Debt reduced through mortgage restructuring, as well as mortgage debt forgiven in connection with a foreclosure, also qualifies for the relief.
This exclusion applies to home mortgage debt forgiven in calendar years 2007 through 2013. Up to $2 million of forgiven debt is eligible for this exclusion ($1 million if married filing separately). The exclusion does not apply if the discharge is due to services performed for the lender or any other reason not directly related to a decline in the home’s value or the taxpayer’s financial condition.
Here are eight facts from the IRS about the special exclusion for canceled home mortgage debt:
1. If the canceled debt was a mortgage loan on your main home, you may be able to exclude the canceled amount from your income.
2. To qualify you must have used the loan to buy, build or substantially improve your main home. The loan must also be secured by your main home.
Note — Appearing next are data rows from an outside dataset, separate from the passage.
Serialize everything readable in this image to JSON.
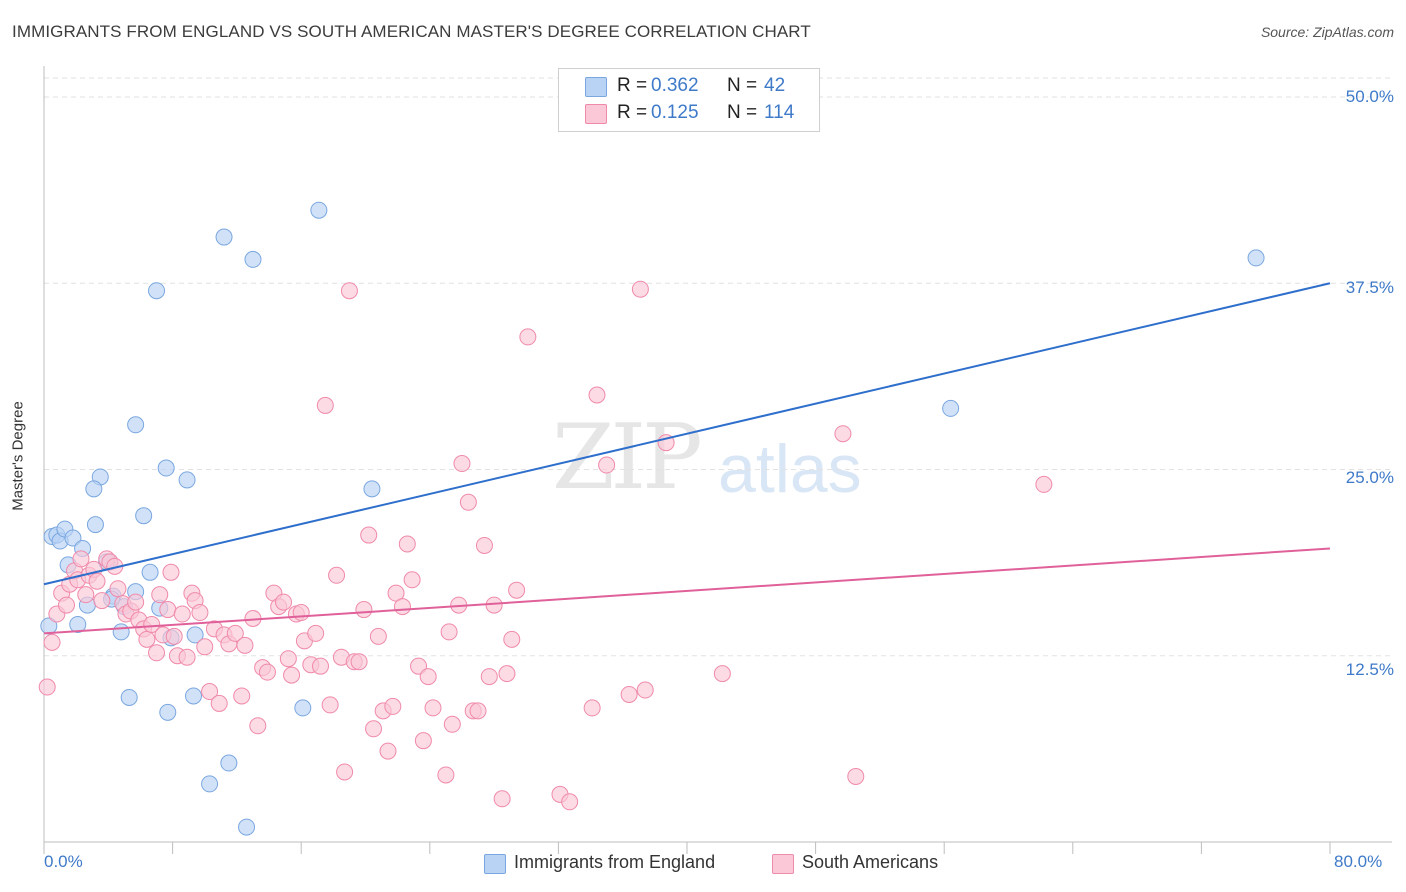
{
  "title": "IMMIGRANTS FROM ENGLAND VS SOUTH AMERICAN MASTER'S DEGREE CORRELATION CHART",
  "source": "Source: ZipAtlas.com",
  "watermark": {
    "zip": "ZIP",
    "atlas": "atlas"
  },
  "legend_top": {
    "rows": [
      {
        "r_label": "R =",
        "r_value": "0.362",
        "n_label": "N =",
        "n_value": "42",
        "color": "#b9d3f5",
        "border": "#7aa7e0"
      },
      {
        "r_label": "R =",
        "r_value": "0.125",
        "n_label": "N =",
        "n_value": "114",
        "color": "#fbc8d7",
        "border": "#f08aaa"
      }
    ]
  },
  "legend_bottom": [
    {
      "label": "Immigrants from England",
      "color": "#b9d3f5",
      "border": "#7aa7e0"
    },
    {
      "label": "South Americans",
      "color": "#fbc8d7",
      "border": "#f08aaa"
    }
  ],
  "chart_data": {
    "type": "scatter",
    "title": "IMMIGRANTS FROM ENGLAND VS SOUTH AMERICAN MASTER'S DEGREE CORRELATION CHART",
    "xlabel": "",
    "ylabel": "Master's Degree",
    "xlim": [
      0,
      80
    ],
    "ylim": [
      0,
      50
    ],
    "x_tick_labels": [
      "0.0%",
      "80.0%"
    ],
    "y_ticks": [
      12.5,
      25.0,
      37.5,
      50.0
    ],
    "y_tick_labels": [
      "12.5%",
      "25.0%",
      "37.5%",
      "50.0%"
    ],
    "grid": true,
    "legend_position": "top-center",
    "series": [
      {
        "name": "Immigrants from England",
        "color": "#7aa7e0",
        "fill": "#b9d3f5",
        "line_color": "#2f6fcc",
        "trend": {
          "x": [
            0,
            80
          ],
          "y": [
            17.3,
            37.5
          ]
        },
        "points": [
          [
            0.3,
            14.5
          ],
          [
            0.5,
            20.5
          ],
          [
            0.8,
            20.6
          ],
          [
            1.0,
            20.2
          ],
          [
            1.3,
            21.0
          ],
          [
            1.5,
            18.6
          ],
          [
            1.8,
            20.4
          ],
          [
            2.1,
            14.6
          ],
          [
            2.4,
            19.7
          ],
          [
            2.7,
            15.9
          ],
          [
            3.2,
            21.3
          ],
          [
            3.5,
            24.5
          ],
          [
            3.1,
            23.7
          ],
          [
            4.1,
            18.8
          ],
          [
            4.3,
            16.5
          ],
          [
            4.8,
            14.1
          ],
          [
            5.0,
            15.8
          ],
          [
            5.3,
            9.7
          ],
          [
            5.7,
            28.0
          ],
          [
            5.7,
            16.8
          ],
          [
            6.2,
            21.9
          ],
          [
            6.6,
            18.1
          ],
          [
            7.0,
            37.0
          ],
          [
            7.2,
            15.7
          ],
          [
            7.6,
            25.1
          ],
          [
            7.7,
            8.7
          ],
          [
            7.9,
            13.7
          ],
          [
            8.9,
            24.3
          ],
          [
            9.3,
            9.8
          ],
          [
            9.4,
            13.9
          ],
          [
            10.3,
            3.9
          ],
          [
            11.2,
            40.6
          ],
          [
            11.5,
            5.3
          ],
          [
            12.6,
            1.0
          ],
          [
            13.0,
            39.1
          ],
          [
            16.1,
            9.0
          ],
          [
            17.1,
            42.4
          ],
          [
            20.4,
            23.7
          ],
          [
            3.9,
            18.8
          ],
          [
            56.4,
            29.1
          ],
          [
            75.4,
            39.2
          ],
          [
            4.2,
            16.3
          ]
        ]
      },
      {
        "name": "South Americans",
        "color": "#f08aaa",
        "fill": "#fbc8d7",
        "line_color": "#e0609a",
        "trend": {
          "x": [
            0,
            80
          ],
          "y": [
            14.0,
            19.7
          ]
        },
        "points": [
          [
            0.2,
            10.4
          ],
          [
            0.5,
            13.4
          ],
          [
            0.8,
            15.3
          ],
          [
            1.1,
            16.7
          ],
          [
            1.4,
            15.9
          ],
          [
            1.6,
            17.3
          ],
          [
            1.9,
            18.2
          ],
          [
            2.1,
            17.6
          ],
          [
            2.3,
            19.0
          ],
          [
            2.6,
            16.6
          ],
          [
            2.8,
            17.9
          ],
          [
            3.1,
            18.3
          ],
          [
            3.3,
            17.5
          ],
          [
            3.6,
            16.2
          ],
          [
            3.9,
            19.0
          ],
          [
            4.1,
            18.8
          ],
          [
            4.4,
            18.5
          ],
          [
            4.6,
            17.0
          ],
          [
            4.9,
            16.0
          ],
          [
            5.1,
            15.3
          ],
          [
            5.4,
            15.5
          ],
          [
            5.7,
            16.1
          ],
          [
            5.9,
            14.9
          ],
          [
            6.2,
            14.3
          ],
          [
            6.4,
            13.6
          ],
          [
            6.7,
            14.6
          ],
          [
            7.0,
            12.7
          ],
          [
            7.2,
            16.6
          ],
          [
            7.4,
            13.9
          ],
          [
            7.7,
            15.6
          ],
          [
            7.9,
            18.1
          ],
          [
            8.1,
            13.8
          ],
          [
            8.3,
            12.5
          ],
          [
            8.6,
            15.3
          ],
          [
            8.9,
            12.4
          ],
          [
            9.2,
            16.7
          ],
          [
            9.4,
            16.2
          ],
          [
            9.7,
            15.4
          ],
          [
            10.0,
            13.1
          ],
          [
            10.3,
            10.1
          ],
          [
            10.6,
            14.3
          ],
          [
            10.9,
            9.3
          ],
          [
            11.2,
            13.9
          ],
          [
            11.5,
            13.3
          ],
          [
            11.9,
            14.0
          ],
          [
            12.3,
            9.8
          ],
          [
            12.5,
            13.2
          ],
          [
            13.0,
            15.0
          ],
          [
            13.3,
            7.8
          ],
          [
            13.6,
            11.7
          ],
          [
            13.9,
            11.4
          ],
          [
            14.3,
            16.7
          ],
          [
            14.6,
            15.8
          ],
          [
            14.9,
            16.1
          ],
          [
            15.2,
            12.3
          ],
          [
            15.4,
            11.2
          ],
          [
            15.7,
            15.3
          ],
          [
            16.0,
            15.4
          ],
          [
            16.2,
            13.5
          ],
          [
            16.6,
            11.9
          ],
          [
            16.9,
            14.0
          ],
          [
            17.2,
            11.8
          ],
          [
            17.5,
            29.3
          ],
          [
            17.8,
            9.2
          ],
          [
            18.2,
            17.9
          ],
          [
            18.5,
            12.4
          ],
          [
            18.7,
            4.7
          ],
          [
            19.0,
            37.0
          ],
          [
            19.3,
            12.1
          ],
          [
            19.6,
            12.1
          ],
          [
            19.9,
            15.6
          ],
          [
            20.2,
            20.6
          ],
          [
            20.5,
            7.6
          ],
          [
            20.8,
            13.8
          ],
          [
            21.1,
            8.8
          ],
          [
            21.4,
            6.1
          ],
          [
            21.7,
            9.1
          ],
          [
            21.9,
            16.7
          ],
          [
            22.3,
            15.8
          ],
          [
            22.6,
            20.0
          ],
          [
            22.9,
            17.6
          ],
          [
            23.3,
            11.8
          ],
          [
            23.6,
            6.8
          ],
          [
            23.9,
            11.1
          ],
          [
            24.2,
            9.0
          ],
          [
            25.0,
            4.5
          ],
          [
            25.2,
            14.1
          ],
          [
            25.4,
            7.9
          ],
          [
            25.8,
            15.9
          ],
          [
            26.0,
            25.4
          ],
          [
            26.4,
            22.8
          ],
          [
            26.7,
            8.8
          ],
          [
            27.0,
            8.8
          ],
          [
            27.4,
            19.9
          ],
          [
            27.7,
            11.1
          ],
          [
            28.0,
            15.9
          ],
          [
            28.5,
            2.9
          ],
          [
            28.8,
            11.3
          ],
          [
            29.1,
            13.6
          ],
          [
            29.4,
            16.9
          ],
          [
            30.1,
            33.9
          ],
          [
            32.1,
            3.2
          ],
          [
            32.7,
            2.7
          ],
          [
            34.1,
            9.0
          ],
          [
            34.4,
            30.0
          ],
          [
            35.0,
            25.3
          ],
          [
            36.4,
            9.9
          ],
          [
            37.1,
            37.1
          ],
          [
            37.4,
            10.2
          ],
          [
            38.7,
            26.8
          ],
          [
            42.2,
            11.3
          ],
          [
            49.7,
            27.4
          ],
          [
            50.5,
            4.4
          ],
          [
            62.2,
            24.0
          ]
        ]
      }
    ]
  }
}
3. If part of your mortgage was canceled through a loan modification, or ‘workout,’ you may be able to exclude that amount from your income. You may also be able to exclude debt discharged as part of the Home Affordable Modification Program. Visit Irs.gov. for more details about HAMP.
4. The exclusion may also apply to the amount of debt canceled in a foreclosure.
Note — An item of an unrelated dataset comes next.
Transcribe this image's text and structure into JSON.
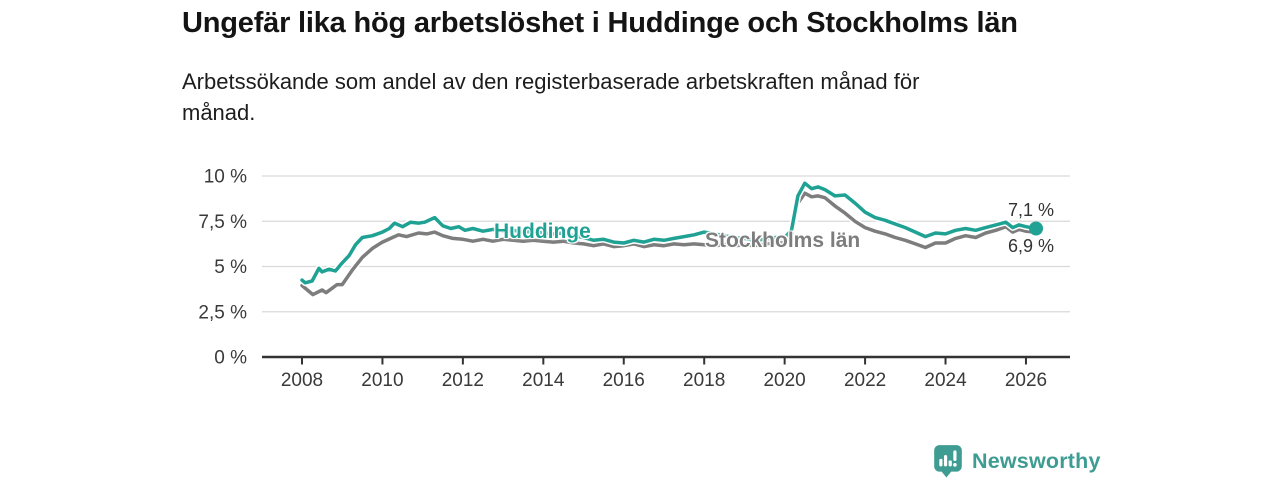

5. The exclusion may apply to amounts canceled on a refinanced mortgage. This applies only if you used proceeds from the refinancing to buy, build or greatly improve your main home. Proceeds used for other purposes don’t qualify. For example, a loan that you used to pay your credit card debt doesn’t qualify.
6. Other types of canceled debt do not qualify for this special exclusion. This includes debt canceled on second homes, rental and business property, credit card debt or car loans.
7. If your lender reduced or canceled at least $600 of your mortgage debt during 2013, you should receive Form 1099-C, Cancellation of Debt, in January 2014. This form shows the amount of canceled debt and other information. Make sure you let your lender know if any information on the form is wrong.
8. Report the excluded debt on Form 982, Reduction of Tax Attributes Due to Discharge of Indebtedness. File the completed form with your federal tax return.